Group start-up business grant: Modern Hybrid Group in Poultry Business

The project also supported 221 group businesses to start or scale up, one such business being the Modern Hybrid Group in Obongi District. The group comprises 18 members (5 males, 13 females), all refugees from South Sudan, and was formed as a VSLA after participating in Pasu road opening and woodlot planting in March 2021. Since the group was established, members have saved group business money from cash-for-work income and also received a business grant of UGX 8 million for the poultry business. They initially bought 150 chicks and have sold 50 birds so far, remaining with 100 which they are selling to the local community. The group plans to expand the business buying 400 more chicks as well as starting up market vending, goat rearing, and petty trades in 2022.

Ms. Keliki Lilian feeding her poultry birds

Ms. Lilian Keliki, a member of Modern Hybrid Poultry Business Group, is 35-year-old from South Sudan with seven children. She arrived in Uganda in 2017 wholly dependent on food rations provided for in the refugee camps which she said were not enough for her family. Later she was selected to take part in woodlot planting and crop growing which has transformed her life.

“My children became healthier after I participated in the project,” she said. “I used the money from cash-for-work and put it into the savings groups. I participated in the group business and I was in charge of feeding chicks. I could earn extra money to support my children. We can now afford two meals a day unlike in the past when we had only one meal.”

“I also took the psychosocial support from the project and learned how to manage the problems and disturbing memories I carried from the past during the war in South Sudan. It helped me to take care of my children well. I feel stronger than before mentally and physically.”

Other beneficiaries welcomed the diversification to include crop and animal husbandry, saying that it is difficult to earn money only with crop planting in Obongi because of flooding.

Vocational Training – Carpentry: Charles’ Story

Charles Lou, 40, underwent carpentry and joinery for three months and later used the skills and earnings to start a carpentry workshop.
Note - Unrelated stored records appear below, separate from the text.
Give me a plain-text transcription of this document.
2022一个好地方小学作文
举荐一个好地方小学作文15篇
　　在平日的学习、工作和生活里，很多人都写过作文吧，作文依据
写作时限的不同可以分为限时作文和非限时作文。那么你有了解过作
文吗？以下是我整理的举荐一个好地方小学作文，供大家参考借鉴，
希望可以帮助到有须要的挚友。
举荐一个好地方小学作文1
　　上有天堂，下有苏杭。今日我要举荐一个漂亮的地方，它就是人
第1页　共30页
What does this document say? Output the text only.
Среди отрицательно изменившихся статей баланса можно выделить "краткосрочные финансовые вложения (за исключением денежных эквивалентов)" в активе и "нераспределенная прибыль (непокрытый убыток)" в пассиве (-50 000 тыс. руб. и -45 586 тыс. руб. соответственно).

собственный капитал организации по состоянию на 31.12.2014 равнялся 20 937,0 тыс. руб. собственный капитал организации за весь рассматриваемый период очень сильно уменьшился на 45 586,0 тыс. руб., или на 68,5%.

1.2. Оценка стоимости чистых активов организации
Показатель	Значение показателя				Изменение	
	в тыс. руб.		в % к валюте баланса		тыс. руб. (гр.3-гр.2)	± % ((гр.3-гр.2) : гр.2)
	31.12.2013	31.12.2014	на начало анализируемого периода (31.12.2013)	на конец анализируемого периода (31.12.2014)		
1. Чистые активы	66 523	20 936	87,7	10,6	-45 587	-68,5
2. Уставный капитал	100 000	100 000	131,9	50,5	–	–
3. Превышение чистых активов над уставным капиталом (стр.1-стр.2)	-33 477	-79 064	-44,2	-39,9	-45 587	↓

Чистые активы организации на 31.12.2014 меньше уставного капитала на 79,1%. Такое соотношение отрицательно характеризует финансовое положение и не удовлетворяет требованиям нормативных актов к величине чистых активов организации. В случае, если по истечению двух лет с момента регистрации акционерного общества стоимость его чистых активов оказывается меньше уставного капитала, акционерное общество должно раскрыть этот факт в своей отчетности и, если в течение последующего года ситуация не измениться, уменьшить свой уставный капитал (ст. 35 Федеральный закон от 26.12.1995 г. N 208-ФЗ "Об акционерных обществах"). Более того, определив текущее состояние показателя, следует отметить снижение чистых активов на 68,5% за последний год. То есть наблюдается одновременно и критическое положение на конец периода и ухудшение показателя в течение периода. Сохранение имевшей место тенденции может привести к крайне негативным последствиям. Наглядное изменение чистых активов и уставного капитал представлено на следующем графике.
A South Sudanese national, Lou and his colleagues used to spend most of their time on games before the TVET training. Now they are involved in productive and income generating activities. Lou also recounts difficulties in providing for his family of eight children and two wives before the project,

“I used to rely on my wife who by that time was selling food items in the market. This was so hard for me because I was incapable of supporting my family financially,” said Lou, adding that the vocational training he attended was a game changer. After the training, Lou engaged in woodlot planting, a cash-for-work activity where he earned UGX 400,000 (about USD 114) cash that he used to start a carpentry workshop at his home specializing in making beds, tables, doors and cupboards.

Mr. Lou Charles making a table at his furniture workshop

“It costs me about UGX 38,000 (USD 10) to buy the necessary items to make items such as tables which I sell at UGX 70,000 (USD 20) giving me a profit of about UGX 32,000 (about USD 9.). Lou adds that every month he makes an overall profit of between UGX 120,000 (USD 34) and UGX 150,000, (USD 42) making and using this money to save in VSLAs, take care of his family and expand his business.

Today, Lou’s carpentry employs two people and plans to teach more members the skills he acquired. He however calls for longer vocational training citing challenges in capacity building with the shorter trainings.

“I appreciate the vocational training; however, the three months are not enough to acquire all the skills. There are some items we are unable to make because we are incapacitated by the skills that we have.”